While assessing Sniper Elite 5 two and a half years ago, we defended Rebellion against suggestions that they had “made the same game over and over”. Bluntly, that defense is no longer tenable. Sniper Elite: Resistance is very largely the same game as the Oxford-based studio’s previous effort and barely iterates on the series’ formula at all. As spinoffs go, this new entry is virtually the definition of “more of the same”. The sense of sameness is undeniable – but so too is the fact that Resistance is extremely good fun.
Since Sniper Elite III, Harry Hawker has been a fixture of the series as the character controlled by the second player in co-op play. The gruff British sharpshooter was even more bland and underdeveloped than the main star of the series, gruff German-American sharpshooter Karl Fairburne. This time around, ‘Arry has been redesigned and promoted to top billing. This is because Resistance occurs more or less simultaneously with Sniper Elite 5. It turns out that while Fairburne was destroying the Nazis’ dastardly Operation Kraken, Hawker was on a quest of his own, thwarting another scheme to scupper D-Day.
Breaking with series tradition, Resistance offers no new setting. Like Sniper Elite 5, it is set entirely in France in 1944. Hawker’s mission pits him against “Special Committee C”, a splinter group of Nazi fanatics who do not share Hitler’s reluctance to deploy chemical weapons on the battlefield. There are eight sizable new missions, and a brief coda. The effort on plot and cutscenes has been dialled back compared with the previous game, suggesting that this has been a smaller, leaner project for Rebellion.

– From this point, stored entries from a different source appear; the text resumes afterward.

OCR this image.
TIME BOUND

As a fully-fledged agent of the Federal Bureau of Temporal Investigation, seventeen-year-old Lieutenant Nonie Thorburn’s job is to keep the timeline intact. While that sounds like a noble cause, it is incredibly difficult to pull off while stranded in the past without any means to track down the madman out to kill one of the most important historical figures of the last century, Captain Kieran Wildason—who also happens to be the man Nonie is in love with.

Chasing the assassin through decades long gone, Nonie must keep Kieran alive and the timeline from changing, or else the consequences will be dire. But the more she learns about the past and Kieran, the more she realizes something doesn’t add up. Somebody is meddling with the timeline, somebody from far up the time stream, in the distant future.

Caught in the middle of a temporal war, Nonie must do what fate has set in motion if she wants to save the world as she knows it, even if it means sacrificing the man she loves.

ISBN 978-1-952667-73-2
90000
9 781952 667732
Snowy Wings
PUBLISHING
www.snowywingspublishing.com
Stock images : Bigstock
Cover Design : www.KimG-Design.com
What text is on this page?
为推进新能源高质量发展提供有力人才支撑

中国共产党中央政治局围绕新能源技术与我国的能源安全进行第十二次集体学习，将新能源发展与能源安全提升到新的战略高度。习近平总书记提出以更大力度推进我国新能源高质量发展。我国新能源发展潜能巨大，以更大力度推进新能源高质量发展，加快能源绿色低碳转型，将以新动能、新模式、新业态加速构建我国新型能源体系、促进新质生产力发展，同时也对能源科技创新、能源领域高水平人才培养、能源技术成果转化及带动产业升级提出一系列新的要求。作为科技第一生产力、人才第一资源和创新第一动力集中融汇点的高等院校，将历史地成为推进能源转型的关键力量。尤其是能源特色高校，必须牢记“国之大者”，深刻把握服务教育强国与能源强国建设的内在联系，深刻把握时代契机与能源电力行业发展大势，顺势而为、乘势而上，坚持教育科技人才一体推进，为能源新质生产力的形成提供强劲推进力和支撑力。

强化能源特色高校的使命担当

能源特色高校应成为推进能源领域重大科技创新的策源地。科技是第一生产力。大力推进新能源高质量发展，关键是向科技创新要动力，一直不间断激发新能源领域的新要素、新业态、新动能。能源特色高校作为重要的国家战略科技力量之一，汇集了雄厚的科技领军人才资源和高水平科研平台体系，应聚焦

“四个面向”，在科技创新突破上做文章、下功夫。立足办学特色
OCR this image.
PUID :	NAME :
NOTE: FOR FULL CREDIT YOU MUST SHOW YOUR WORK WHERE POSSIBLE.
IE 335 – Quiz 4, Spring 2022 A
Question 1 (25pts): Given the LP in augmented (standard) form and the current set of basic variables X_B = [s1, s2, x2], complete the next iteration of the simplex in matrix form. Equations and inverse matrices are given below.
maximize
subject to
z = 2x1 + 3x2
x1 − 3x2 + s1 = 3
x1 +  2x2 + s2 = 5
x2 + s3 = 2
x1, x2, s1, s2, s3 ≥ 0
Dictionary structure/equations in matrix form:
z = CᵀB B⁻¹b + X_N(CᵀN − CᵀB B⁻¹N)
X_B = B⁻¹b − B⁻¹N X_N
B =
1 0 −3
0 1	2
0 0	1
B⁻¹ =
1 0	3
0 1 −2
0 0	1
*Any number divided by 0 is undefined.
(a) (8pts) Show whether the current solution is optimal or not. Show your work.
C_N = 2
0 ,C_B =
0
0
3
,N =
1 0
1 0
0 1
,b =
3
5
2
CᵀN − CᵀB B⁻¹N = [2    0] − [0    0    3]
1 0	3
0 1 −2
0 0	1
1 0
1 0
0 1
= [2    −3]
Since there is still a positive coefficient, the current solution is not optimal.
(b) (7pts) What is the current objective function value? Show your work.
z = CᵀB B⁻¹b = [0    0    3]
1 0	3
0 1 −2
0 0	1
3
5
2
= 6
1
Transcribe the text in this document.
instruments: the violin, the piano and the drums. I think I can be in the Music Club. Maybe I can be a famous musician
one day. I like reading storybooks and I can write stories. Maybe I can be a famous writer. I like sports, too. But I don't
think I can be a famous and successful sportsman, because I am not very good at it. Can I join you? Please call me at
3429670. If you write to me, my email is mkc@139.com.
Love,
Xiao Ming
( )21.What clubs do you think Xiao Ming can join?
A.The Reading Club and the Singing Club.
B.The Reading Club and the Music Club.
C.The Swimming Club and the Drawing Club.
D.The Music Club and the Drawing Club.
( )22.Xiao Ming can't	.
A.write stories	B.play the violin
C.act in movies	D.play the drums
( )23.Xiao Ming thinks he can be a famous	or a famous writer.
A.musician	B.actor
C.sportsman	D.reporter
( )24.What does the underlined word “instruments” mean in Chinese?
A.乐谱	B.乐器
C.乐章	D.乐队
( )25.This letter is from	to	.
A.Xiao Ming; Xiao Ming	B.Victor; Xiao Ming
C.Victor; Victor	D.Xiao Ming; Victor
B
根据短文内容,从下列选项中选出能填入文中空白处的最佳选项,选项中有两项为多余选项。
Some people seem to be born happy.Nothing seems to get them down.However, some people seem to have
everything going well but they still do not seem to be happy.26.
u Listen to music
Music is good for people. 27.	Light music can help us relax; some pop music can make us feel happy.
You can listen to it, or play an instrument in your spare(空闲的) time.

As ever, Rebellion offer up some spectacular scenery and powerful vantage points in all modes
The missions are up to the studio’s sturdy standard. While there is nothing as memorable as the breakout “Spy Academy” mission in Sniper Elite 5, there are a number of locations which come fairly close. “Dead Drop” features a sprawling walled town, and “Lock, Stock and Barrels” consists of a vineyard which serves as the cover for a sinister underground facility. Hawker controls and operates in an identical way to Fairburne, and these new missions follow the exact formula of the previous game – and are every bit as entertaining.
The one notable new edition to Resistance is a part of the single player offering. In seven of the missions, a special French resistance poster can be obtained. For each of these that the player finds, a new challenge mission is unlocked. Termed “propaganda missions”, these are short vignettes focused on stealth kills, long-range sniping, or (in one case) open combat. The challenges are finely tuned and satisfyingly tricky, especially the stealth missions which are time-limited – only unobserved “ghost” kills add 30 precious seconds to the clock.
Resistance retains the whole of the suite of multiplayer options from Sniper Elite 5. As before, the best of these is the fantastic invasion mode. While Rebellion have added nothing to this – besides enabling it on the new missions – it is as gripping as ever. It is the invading player, taking on the role of an elite German Jäger sniper, who again has the advantage but both players can expect a supremely tense and satisfying experience. Lurking around the map, listening and looking out for any sign of the enemy’s presence, hugely heightens the thrill of these missions. Actually eliminating a rival sniper, whether by guile or brute force, feels brilliant.
By comparison, the 16-player competitive multiplayer mode is a bit less fulfilling. This too has been brought over from Sniper Elite 5, but plays out over variations on the Resistance single-player mission maps. While sniping focused “no cross” and both solo and team-based deathmatches have their moments and will retain a fanbase, they are rarely as compelling as the single-player missions, the co-op experience, or the invasion mode.

The threat of being hunted by a deadly player-controlled Jäger adds thrills to the campaign mode
Digital Foundry recently made the point that Rebellion’s own Asura engine is beginning to show its age. In the two and half years since Sniper Elite 5, the studio have made no significant graphical enhancements – at least none that are evident in Sniper Elite: Resistance. This is, however, a game which looks and sounds good, and is pleasingly scalable.
The business logic behind Sniper Elite: Resistance seems to make sense. This highly familiar, low-risk game has been developed in parallel with an altogether more ambitious and more perilous project – Rebellion’s all-new survival game Atomfall is due to launch in late March.
Those who had hoped for great strides from Rebellion with Sniper Elite: Resistance will be disappointed – this is strictly more of the same. Many fans of the series will be satisfied, however, because this spinoff is based on such a fundamentally solid and extremely fun template. Those who are at this moment in need of carefully designed sandboxes in which to stealthily smash the plans – and skulls – of fascists need look no further. One might hope, though, that Rebellion have more grandiose intentions for a surely inevitable next mainline game in their storied series.